A crise financeira de 2007-2009 foi disparada em grande medida pelo fato de que emergiram mercados derivativos nos quais gigantes da banca estadunidense podiam crescer de modo selvagem e que estava fora do controle dos reguladores financeiros. O US Federal Reserve, a US Securities and Exchange Commission, o Departamento da Justiça e reguladores financeiros europeus tentaram trazer algum sentido de ordem aos mercados derivativos. Em 2010, os EUA aprovaram o Dodd-Frank Act, o qual esboçava um plano para regulações mais apertadas no mercado financeiro, mas aquela lei é apenas um enquadramento. Sua aplicação prática exigiria uma grande quantidade de leis muito mais específicas e instrumentos regulamentares.
Durante vários anos os EUA têm investigado as atividades de bancos da Wall Street e dos maiores bancos europeus antes e durante a crise de 2007-2009. Em particular foram identificados laços que ligavam transações bancárias nos mercados futuros de petróleo às suas transações envolvendo petróleo físico. Em 2013, foi lançada uma investigação a ações do Goldman Sachs, Morgan Stanley e J.P. Morgan para manipular preços de commodities (inclusive petróleo) e em 2014 foram efetuadas acusações válidas contra aqueles bancos.
Por ora a maior parte dos grandes bancos permanece nos mercados de derivativos financeiros. Isto inclui o mercado de futuros de petróleo. Portanto devemos estar preparados para que o “mercado” do petróleo continua a desempenhar toda espécie de façanhas de circo.

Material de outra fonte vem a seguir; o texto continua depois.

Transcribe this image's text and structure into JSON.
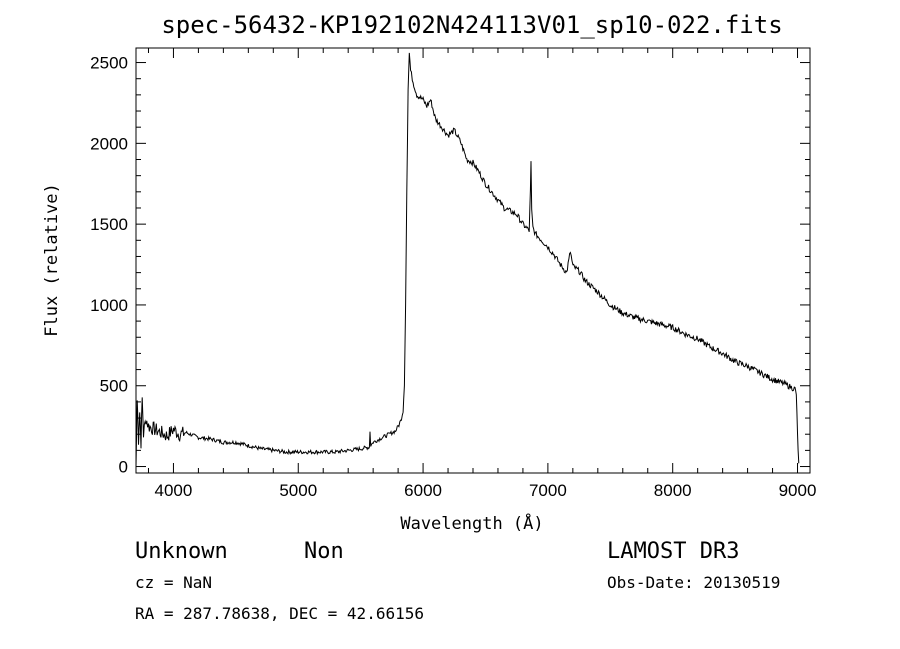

Em conclusão, dever-se-ia notar que os bancos que estão a manipular os preços do ouro negro estão realmente a operar como um cartel. Contudo, este não é um cartel especializado, com atividade limitada a um único produto do mercado. Isto é um cartel global, ostentando o título oficial de “US Federal Reserve System”. Com acesso a uma impressora para fabricar dinheiro de curso legal global (dólares), os bancos regionais do Federal Reserve efetivamente controlam tudo do mercado financeiro e do mercado da maior parte do de commodities.